Kerry Warns Russia: Don’t Sell Those Missiles to Syria

John Kerry Russia Syria

U.S. Secretary of State John Kerry and his Russian counterpart Sergei Lavrov speak at their joint press conference in Moscow on May 7. (Getty Images)

Secretary of State John Kerry today warned Russia that the United States opposes the sale of advanced surface-to-air missiles to Syrian government.

The Wall Street Journal reported Wednesday that Russia was preparing to transfer missiles to the Syrian government, according to Israeli intelligence. Russia is a longtime ally to President al-Assad’s regime.

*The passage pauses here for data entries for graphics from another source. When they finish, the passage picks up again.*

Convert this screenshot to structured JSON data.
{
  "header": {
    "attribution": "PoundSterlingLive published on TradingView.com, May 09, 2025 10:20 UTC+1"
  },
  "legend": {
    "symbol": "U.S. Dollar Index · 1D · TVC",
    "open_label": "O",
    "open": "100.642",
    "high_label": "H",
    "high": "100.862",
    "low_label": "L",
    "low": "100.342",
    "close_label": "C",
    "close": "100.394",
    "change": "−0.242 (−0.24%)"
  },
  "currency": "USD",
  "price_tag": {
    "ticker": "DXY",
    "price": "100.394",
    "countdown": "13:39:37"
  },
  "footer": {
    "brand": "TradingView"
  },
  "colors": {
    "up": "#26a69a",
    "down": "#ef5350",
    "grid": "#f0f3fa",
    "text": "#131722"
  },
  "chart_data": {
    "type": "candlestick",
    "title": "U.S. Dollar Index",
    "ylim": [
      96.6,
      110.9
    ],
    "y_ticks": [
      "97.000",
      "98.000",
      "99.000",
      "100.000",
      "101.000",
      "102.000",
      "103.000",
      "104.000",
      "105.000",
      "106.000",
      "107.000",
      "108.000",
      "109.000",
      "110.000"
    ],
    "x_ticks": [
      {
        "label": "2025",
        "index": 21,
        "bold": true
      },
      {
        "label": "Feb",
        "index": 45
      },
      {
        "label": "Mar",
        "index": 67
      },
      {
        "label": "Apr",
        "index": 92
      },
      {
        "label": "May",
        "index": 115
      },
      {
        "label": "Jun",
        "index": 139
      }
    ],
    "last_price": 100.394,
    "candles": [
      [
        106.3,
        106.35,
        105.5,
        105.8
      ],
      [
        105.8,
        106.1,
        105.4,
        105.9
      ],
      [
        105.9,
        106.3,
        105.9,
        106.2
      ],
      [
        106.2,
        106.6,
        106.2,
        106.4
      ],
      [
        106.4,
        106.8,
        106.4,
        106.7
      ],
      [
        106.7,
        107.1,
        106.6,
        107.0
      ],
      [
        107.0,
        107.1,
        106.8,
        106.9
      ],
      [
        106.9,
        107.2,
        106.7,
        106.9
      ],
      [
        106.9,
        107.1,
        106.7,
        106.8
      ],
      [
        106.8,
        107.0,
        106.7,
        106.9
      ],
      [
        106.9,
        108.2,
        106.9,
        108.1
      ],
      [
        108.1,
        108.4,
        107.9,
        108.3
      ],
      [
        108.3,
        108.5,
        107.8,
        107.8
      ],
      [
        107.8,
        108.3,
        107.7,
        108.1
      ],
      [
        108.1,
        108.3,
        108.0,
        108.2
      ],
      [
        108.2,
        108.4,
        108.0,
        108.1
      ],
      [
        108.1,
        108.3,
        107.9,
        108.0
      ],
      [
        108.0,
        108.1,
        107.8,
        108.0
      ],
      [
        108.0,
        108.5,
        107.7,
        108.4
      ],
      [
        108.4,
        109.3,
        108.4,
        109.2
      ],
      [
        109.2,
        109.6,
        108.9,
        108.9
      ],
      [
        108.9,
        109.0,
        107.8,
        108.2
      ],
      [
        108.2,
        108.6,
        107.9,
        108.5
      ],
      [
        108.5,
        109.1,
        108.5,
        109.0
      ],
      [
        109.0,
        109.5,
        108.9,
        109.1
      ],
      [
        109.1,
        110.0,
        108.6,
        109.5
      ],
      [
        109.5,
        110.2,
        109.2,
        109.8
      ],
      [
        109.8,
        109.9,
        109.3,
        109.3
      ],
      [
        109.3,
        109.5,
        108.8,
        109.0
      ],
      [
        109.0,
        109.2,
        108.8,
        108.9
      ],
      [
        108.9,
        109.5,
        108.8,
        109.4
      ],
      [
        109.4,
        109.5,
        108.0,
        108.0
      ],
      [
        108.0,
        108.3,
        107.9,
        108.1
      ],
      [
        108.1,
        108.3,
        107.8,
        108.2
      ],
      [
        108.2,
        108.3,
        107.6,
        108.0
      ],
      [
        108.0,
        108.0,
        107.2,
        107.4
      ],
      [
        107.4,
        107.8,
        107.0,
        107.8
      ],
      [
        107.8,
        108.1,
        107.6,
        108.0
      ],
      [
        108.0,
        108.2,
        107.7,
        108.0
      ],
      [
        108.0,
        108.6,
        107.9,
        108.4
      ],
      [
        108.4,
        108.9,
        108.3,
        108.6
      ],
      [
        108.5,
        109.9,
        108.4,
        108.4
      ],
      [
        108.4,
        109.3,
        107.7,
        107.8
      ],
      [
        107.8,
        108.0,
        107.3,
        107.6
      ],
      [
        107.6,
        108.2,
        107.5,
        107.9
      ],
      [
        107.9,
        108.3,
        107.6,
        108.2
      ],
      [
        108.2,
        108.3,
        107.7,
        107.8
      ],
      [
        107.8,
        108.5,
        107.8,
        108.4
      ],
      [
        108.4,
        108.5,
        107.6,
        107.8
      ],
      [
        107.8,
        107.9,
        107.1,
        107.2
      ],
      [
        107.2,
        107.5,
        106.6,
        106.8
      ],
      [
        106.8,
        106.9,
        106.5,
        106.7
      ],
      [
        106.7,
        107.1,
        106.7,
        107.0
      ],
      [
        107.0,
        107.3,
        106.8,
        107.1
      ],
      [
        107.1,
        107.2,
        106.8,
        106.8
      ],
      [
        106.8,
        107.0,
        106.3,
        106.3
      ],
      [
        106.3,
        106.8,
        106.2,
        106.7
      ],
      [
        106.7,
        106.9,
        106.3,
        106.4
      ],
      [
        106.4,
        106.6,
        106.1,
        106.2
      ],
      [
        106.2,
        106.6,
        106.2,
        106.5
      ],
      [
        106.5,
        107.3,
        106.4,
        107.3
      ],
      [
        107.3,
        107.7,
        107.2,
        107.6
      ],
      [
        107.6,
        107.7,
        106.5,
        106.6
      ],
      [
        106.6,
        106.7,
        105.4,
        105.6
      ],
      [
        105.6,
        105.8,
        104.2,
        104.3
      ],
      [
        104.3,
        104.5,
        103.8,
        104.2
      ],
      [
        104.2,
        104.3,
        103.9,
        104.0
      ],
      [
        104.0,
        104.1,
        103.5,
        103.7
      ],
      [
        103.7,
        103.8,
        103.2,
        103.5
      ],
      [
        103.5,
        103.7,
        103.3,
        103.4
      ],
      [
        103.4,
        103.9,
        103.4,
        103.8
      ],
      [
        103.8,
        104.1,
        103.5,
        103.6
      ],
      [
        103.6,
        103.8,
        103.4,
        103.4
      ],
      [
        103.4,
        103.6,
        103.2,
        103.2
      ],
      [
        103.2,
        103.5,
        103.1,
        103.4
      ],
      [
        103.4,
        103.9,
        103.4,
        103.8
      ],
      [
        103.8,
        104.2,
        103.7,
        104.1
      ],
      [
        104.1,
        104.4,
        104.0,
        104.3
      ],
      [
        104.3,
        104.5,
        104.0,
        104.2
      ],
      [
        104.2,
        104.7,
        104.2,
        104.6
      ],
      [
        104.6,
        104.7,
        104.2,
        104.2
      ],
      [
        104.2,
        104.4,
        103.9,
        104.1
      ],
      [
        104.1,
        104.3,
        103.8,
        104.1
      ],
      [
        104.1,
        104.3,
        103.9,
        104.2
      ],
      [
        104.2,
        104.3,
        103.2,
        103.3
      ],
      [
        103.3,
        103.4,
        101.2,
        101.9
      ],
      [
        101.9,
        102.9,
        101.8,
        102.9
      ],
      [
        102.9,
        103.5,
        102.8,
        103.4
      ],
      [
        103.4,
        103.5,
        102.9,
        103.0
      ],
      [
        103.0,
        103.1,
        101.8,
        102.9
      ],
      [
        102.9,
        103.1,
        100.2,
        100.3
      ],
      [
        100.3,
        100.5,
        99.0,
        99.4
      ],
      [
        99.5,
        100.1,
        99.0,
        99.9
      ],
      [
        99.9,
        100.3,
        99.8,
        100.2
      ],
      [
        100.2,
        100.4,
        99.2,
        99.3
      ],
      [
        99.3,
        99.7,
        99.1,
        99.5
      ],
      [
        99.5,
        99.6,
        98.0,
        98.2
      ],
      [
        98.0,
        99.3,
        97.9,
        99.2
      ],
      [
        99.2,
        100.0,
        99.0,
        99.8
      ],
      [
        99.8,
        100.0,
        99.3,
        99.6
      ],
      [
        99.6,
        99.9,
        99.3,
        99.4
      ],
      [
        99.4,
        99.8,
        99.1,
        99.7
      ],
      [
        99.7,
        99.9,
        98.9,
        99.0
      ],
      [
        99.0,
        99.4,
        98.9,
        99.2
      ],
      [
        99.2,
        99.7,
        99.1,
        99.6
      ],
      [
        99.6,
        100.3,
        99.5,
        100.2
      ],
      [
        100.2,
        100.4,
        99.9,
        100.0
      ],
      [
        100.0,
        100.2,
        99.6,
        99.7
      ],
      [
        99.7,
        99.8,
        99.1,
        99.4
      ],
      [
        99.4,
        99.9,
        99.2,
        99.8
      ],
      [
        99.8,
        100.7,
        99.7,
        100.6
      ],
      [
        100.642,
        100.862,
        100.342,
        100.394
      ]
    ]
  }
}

Kerry spoke at a news conference today to declare the U.S.’ condemnation of such assistance:

We’ve made it crystal clear that we prefer that Russia would not supply them assistance. That is on record. That has not changed.

In Washington, officials reiterated Kerry’s concerns. Defense Department spokesman George Little said, “The United States has consistently called on Russia to cut off the Assad regime’s supply of Russian weapons, including air-defense systems that are destabilizing to the region.”

Earlier this week, Kerry expressed his general disapproval of Russian support to the Assad regime during his meetings in Russia with President Vladimir Putin and Foreign Minister Sergei Lavrov.

It is no secret that the United States and Russia stand on opposite sides of the Syrian conflict, where president al-Assad’s government forces have clashed with rebel insurgency in a two-year-long bloody civil war. While Russia supports President’s al-Assad’s regime, the United States has been contemplating arming certain groups of armed rebels.

According to information supplied to the U.S. by Israeli intelligence, Syria’s government started making payments of $900 million to Moscow on a 2010 contract to pay for the four S-300 batteries. The contract includes the shipment of “144 operational missiles“, each with the range of 125 miles. According to intelligence the first shipment of these misseles could arrive in Syria over the next three months.

Such Russian weapons would enhance the Syrian government’s defensive ability and make it even harder for the U.S. and other governments to consider even the possibility of trying to enforce a no-fly zone in the war-torn country. It also stifles options for military intervention.